La norma autoriza la circulación de autobuses, auténtico eje del sistema, así como de turismos que transporten a más de un ocupante, dando sentido al principio de compartir vehículo como fórmula para reducir la congestión. También permite el acceso a motocicletas, taxis y a aquellos vehículos que porten la señal V-15 por limitación física, siempre bajo las condiciones establecidas en cada tramo.
Por el contrario, quedan expresamente excluidos los turismos con remolque, los ciclomotores, las bicicletas y los vehículos de tracción animal, en una decisión que combina criterios de seguridad, homogeneidad de velocidad y capacidad operativa del carril. La regulación contempla además excepciones justificadas por razones de servicio público: bomberos, policía, Protección Civil y Salvamento, servicios sanitarios y equipos de mantenimiento pueden hacer uso del BUS-VAO sin restricción, garantizando así que la prioridad operativa prevalezca sobre cualquier limitación de tráfico.
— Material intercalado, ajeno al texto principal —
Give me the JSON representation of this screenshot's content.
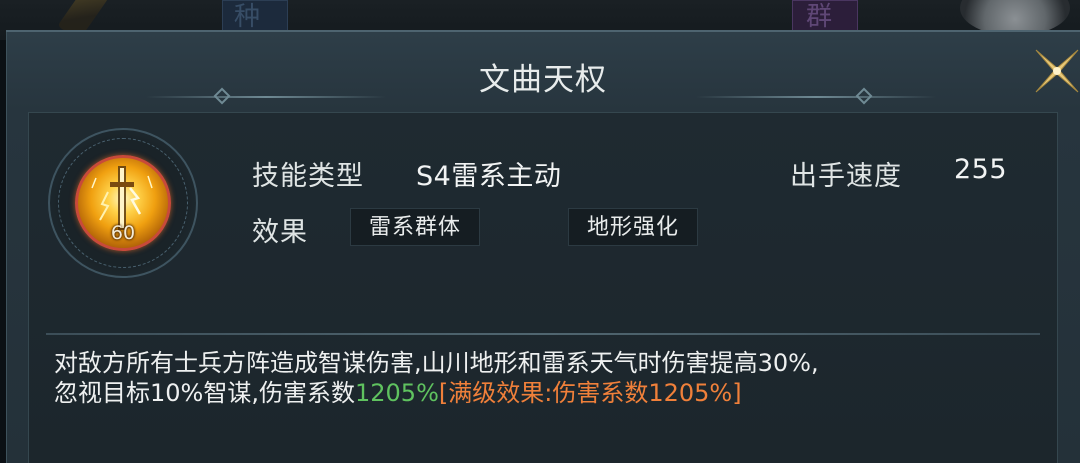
{
  "dialog": {
    "title": "文曲天权",
    "close_icon": "close-x-icon"
  },
  "background": {
    "card_left_char": "种",
    "card_right_char": "群"
  },
  "skill": {
    "icon": "lightning-sword-icon",
    "level": "60",
    "type_label": "技能类型",
    "type_value": "S4雷系主动",
    "speed_label": "出手速度",
    "speed_value": "255",
    "effect_label": "效果",
    "tags": [
      "雷系群体",
      "地形强化"
    ]
  },
  "description": {
    "line1": "对敌方所有士兵方阵造成智谋伤害,山川地形和雷系天气时伤害提高30%,",
    "line2_prefix": "忽视目标10%智谋,伤害系数",
    "line2_value": "1205%",
    "line2_max": "[满级效果:伤害系数1205%]"
  },
  "colors": {
    "highlight_green": "#5fc25f",
    "highlight_orange": "#f0803a",
    "icon_border_red": "#c84a3a",
    "close_gold": "#e8c878"
  }
}
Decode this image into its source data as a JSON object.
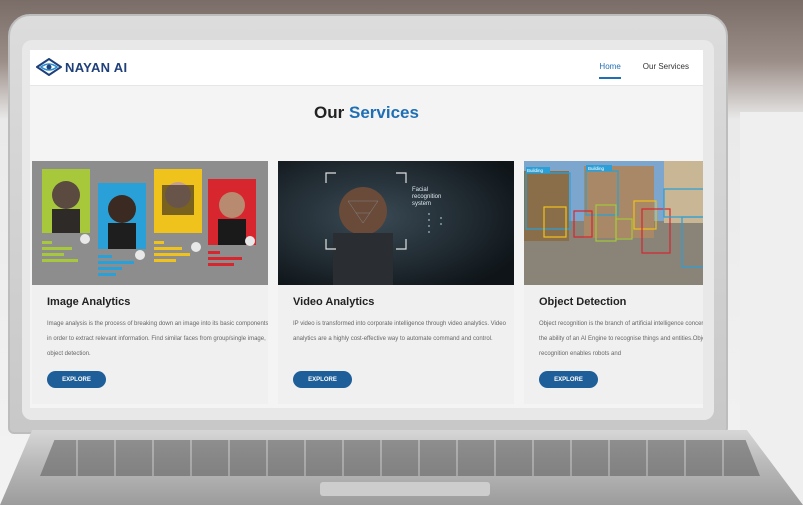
{
  "brand": {
    "name": "NAYAN AI"
  },
  "nav": {
    "items": [
      {
        "label": "Home",
        "active": true
      },
      {
        "label": "Our Services",
        "active": false
      }
    ]
  },
  "section": {
    "title_prefix": "Our",
    "title_accent": "Services"
  },
  "cards": [
    {
      "title": "Image Analytics",
      "description": "Image analysis is the process of breaking down an image into its basic components in order to extract relevant information. Find similar faces from group/single image, object detection.",
      "button": "EXPLORE"
    },
    {
      "title": "Video Analytics",
      "description": "IP video is transformed into corporate intelligence through video analytics. Video analytics are a highly cost-effective way to automate command and control.",
      "button": "EXPLORE",
      "image_text": [
        "Facial",
        "recognition",
        "system"
      ]
    },
    {
      "title": "Object Detection",
      "description": "Object recognition is the branch of artificial intelligence concerned with the ability of an AI Engine to recognise things and entities.Object recognition enables robots and",
      "button": "EXPLORE",
      "image_labels": [
        "Building",
        "Building"
      ]
    }
  ],
  "colors": {
    "accent": "#1f6fb5",
    "button": "#1f5f99",
    "brand": "#1e3f7a"
  }
}
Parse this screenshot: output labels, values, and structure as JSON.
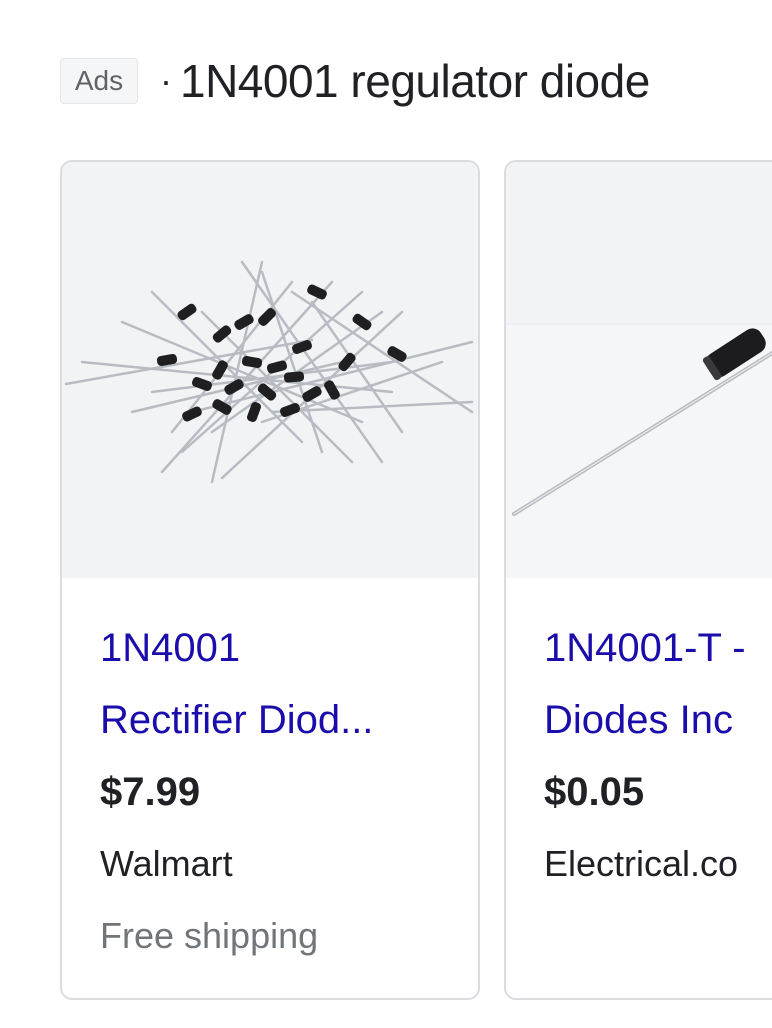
{
  "header": {
    "ads_label": "Ads",
    "separator": "·",
    "query": "1N4001 regulator diode"
  },
  "products": [
    {
      "title_line1": "1N4001",
      "title_line2": "Rectifier Diod...",
      "price": "$7.99",
      "merchant": "Walmart",
      "shipping": "Free shipping",
      "image": "pile-of-diodes-image"
    },
    {
      "title_line1": "1N4001-T -",
      "title_line2": "Diodes Inc",
      "price": "$0.05",
      "merchant": "Electrical.co",
      "image": "single-diode-image"
    }
  ],
  "colors": {
    "link": "#1a0dab",
    "text": "#202124",
    "muted": "#70757a",
    "thumb_bg": "#f1f3f5",
    "border": "#dadce0"
  }
}
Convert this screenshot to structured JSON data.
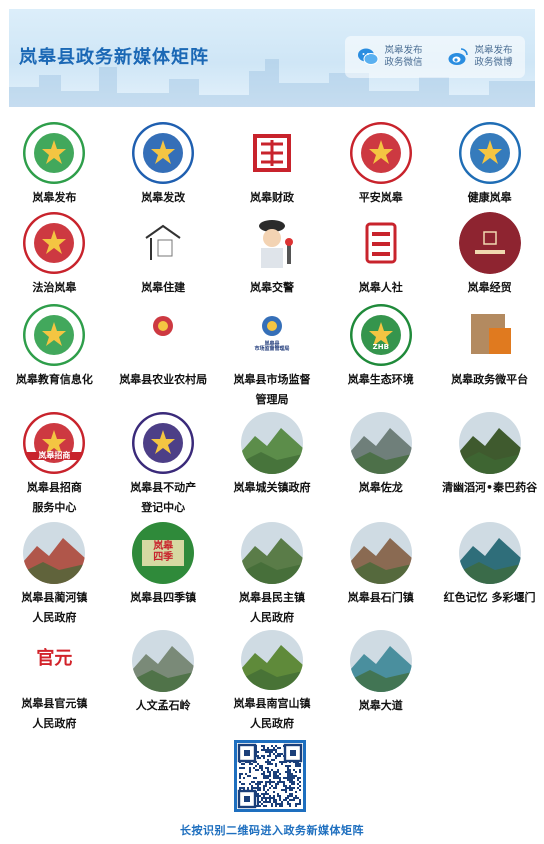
{
  "header": {
    "title": "岚皋县政务新媒体矩阵",
    "links": [
      {
        "line1": "岚皋发布",
        "line2": "政务微信",
        "icon": "wechat-icon"
      },
      {
        "line1": "岚皋发布",
        "line2": "政务微博",
        "icon": "weibo-icon"
      }
    ]
  },
  "accounts": [
    {
      "name": "岚皋发布",
      "icon": "mountain-logo-icon",
      "color": "#2e9e4a"
    },
    {
      "name": "岚皋发改",
      "icon": "national-emblem-icon",
      "color": "#1f5fb0"
    },
    {
      "name": "岚皋财政",
      "icon": "calligraphy-seal-icon",
      "color": "#c8232c"
    },
    {
      "name": "平安岚皋",
      "icon": "police-badge-icon",
      "color": "#c8232c"
    },
    {
      "name": "健康岚皋",
      "icon": "health-emblem-icon",
      "color": "#1f6db5"
    },
    {
      "name": "法治岚皋",
      "icon": "justice-emblem-icon",
      "color": "#c8232c"
    },
    {
      "name": "岚皋住建",
      "icon": "house-logo-icon",
      "color": "#555555"
    },
    {
      "name": "岚皋交警",
      "icon": "traffic-police-icon",
      "color": "#2b2b2b"
    },
    {
      "name": "岚皋人社",
      "icon": "labour-logo-icon",
      "color": "#c8232c"
    },
    {
      "name": "岚皋经贸",
      "icon": "trade-logo-icon",
      "color": "#8e2430"
    },
    {
      "name": "岚皋教育信息化",
      "icon": "education-logo-icon",
      "color": "#2e9e4a"
    },
    {
      "name": "岚皋县农业农村局",
      "icon": "agriculture-logo-icon",
      "color": "#c8232c"
    },
    {
      "name": "岚皋县市场监督\n管理局",
      "icon": "market-supervision-icon",
      "color": "#1f5fb0",
      "subtext": "岚皋县\n市场监督管理局"
    },
    {
      "name": "岚皋生态环境",
      "icon": "zhb-emblem-icon",
      "color": "#1f8a3a",
      "subtext": "ZHB"
    },
    {
      "name": "岚皋政务微平台",
      "icon": "squares-logo-icon",
      "color": "#e07a1f"
    },
    {
      "name": "岚皋县招商\n服务中心",
      "icon": "investment-logo-icon",
      "color": "#c8232c",
      "subtext": "岚皋招商"
    },
    {
      "name": "岚皋县不动产\n登记中心",
      "icon": "real-estate-emblem-icon",
      "color": "#3a2a7a"
    },
    {
      "name": "岚皋城关镇政府",
      "icon": "town-photo-icon",
      "color": "#5c8d4a"
    },
    {
      "name": "岚皋佐龙",
      "icon": "misty-mountain-photo-icon",
      "color": "#6f7f7a"
    },
    {
      "name": "清幽滔河•秦巴药谷",
      "icon": "forest-photo-icon",
      "color": "#3f5a2e"
    },
    {
      "name": "岚皋县蔺河镇\n人民政府",
      "icon": "portrait-photo-icon",
      "color": "#b0564a"
    },
    {
      "name": "岚皋县四季镇",
      "icon": "four-seasons-icon",
      "color": "#2d7a34",
      "subtext": "岚皋\n四季"
    },
    {
      "name": "岚皋县民主镇\n人民政府",
      "icon": "valley-photo-icon",
      "color": "#5a7c48"
    },
    {
      "name": "岚皋县石门镇",
      "icon": "village-photo-icon",
      "color": "#8a6a52"
    },
    {
      "name": "红色记忆  多彩堰门",
      "icon": "river-bend-photo-icon",
      "color": "#2f6e7a"
    },
    {
      "name": "岚皋县官元镇\n人民政府",
      "icon": "guanyuan-text-icon",
      "color": "#d2232a",
      "subtext": "官元"
    },
    {
      "name": "人文孟石岭",
      "icon": "road-photo-icon",
      "color": "#7a8a78"
    },
    {
      "name": "岚皋县南宫山镇\n人民政府",
      "icon": "terraces-photo-icon",
      "color": "#5f8a3a"
    },
    {
      "name": "岚皋大道",
      "icon": "lake-photo-icon",
      "color": "#4a8f9e"
    }
  ],
  "footer": {
    "qr_icon": "qr-code-icon",
    "caption": "长按识别二维码进入政务新媒体矩阵"
  }
}
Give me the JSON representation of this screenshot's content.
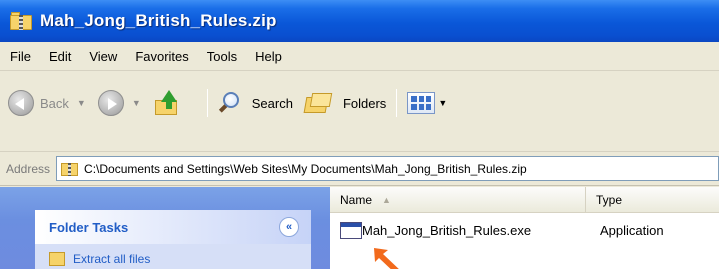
{
  "window": {
    "title": "Mah_Jong_British_Rules.zip"
  },
  "menubar": {
    "items": [
      "File",
      "Edit",
      "View",
      "Favorites",
      "Tools",
      "Help"
    ]
  },
  "toolbar": {
    "back_label": "Back",
    "search_label": "Search",
    "folders_label": "Folders"
  },
  "addressbar": {
    "label": "Address",
    "path": "C:\\Documents and Settings\\Web Sites\\My Documents\\Mah_Jong_British_Rules.zip"
  },
  "folder_tasks": {
    "header": "Folder Tasks",
    "collapse_glyph": "«",
    "first_task": "Extract all files"
  },
  "file_list": {
    "columns": {
      "name": "Name",
      "type": "Type"
    },
    "rows": [
      {
        "name": "Mah_Jong_British_Rules.exe",
        "type": "Application"
      }
    ]
  },
  "colors": {
    "title_bar": "#0a57d8",
    "task_pane": "#6e8bdf",
    "link": "#215dc6",
    "pointer_arrow": "#f26a1c"
  }
}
La normativa incorpora también un elemento de flexibilidad ligado a la política medioambiental. Los vehículos con distintivo ambiental CERO, ECO, B o C no tienen acceso automático al carril reservado, sino que podrán utilizarlo únicamente cuando así lo indiquen los paneles de señalización variable o el equipamiento instalado en la carretera, una decisión que depende de cada Centro de Gestión de Tráfico y de las necesidades concretas de regulación en cada momento. De este modo, el marco legal no solo define una lista de autorizaciones y prohibiciones, sino que articula una herramienta dinámica al servicio de una movilidad más eficiente, ordenada y coherente con los objetivos de sostenibilidad.
¿Cuántos hay en España?
En la actualidad hay pocos carriles VAO en España, pero su función es esencial para impedir que se formen masificaciones en las carreteras. Está el de la A-6 en Madrid, el más antiguo y conocido, entre los kilómetros 6 y 20 de la autovía, en el centro de la calzada y con sentido reversible.
Luego está el de Barcelona (C-58, Ripollet–avenida Meridiana), con carriles VAO en ambos sentidos entre Ripollet y la avenida Meridiana, que se abren al tráfico general dependiendo de la situación de la vía. En Mallorca está el de la autopista Ma-19, donde funciona un carril VAO entre el aeropuerto de Palma y la ciudad.
En Andalucía encontramos carriles VAO en ambos sentidos en Granada (GR-3211), mientras que Sevilla hay uno (Aljarafe–Sevilla) para unir la zona del Aljarafe norte con Sevilla a través del Puente de la Señorita.
A estos carriles ya operativos se sumará próximamente el carril bus-VAO de la A-2, en el acceso a Madrid desde el Corredor del Henares, con la gran diferencia de que no estará físicamente separado del resto de la vía, sino que utilizará el carril izquierdo de cada sentido de la autovía y funcionará de forma dinámica: se activará como VAO en horas punta y será de uso general el resto del tiempo.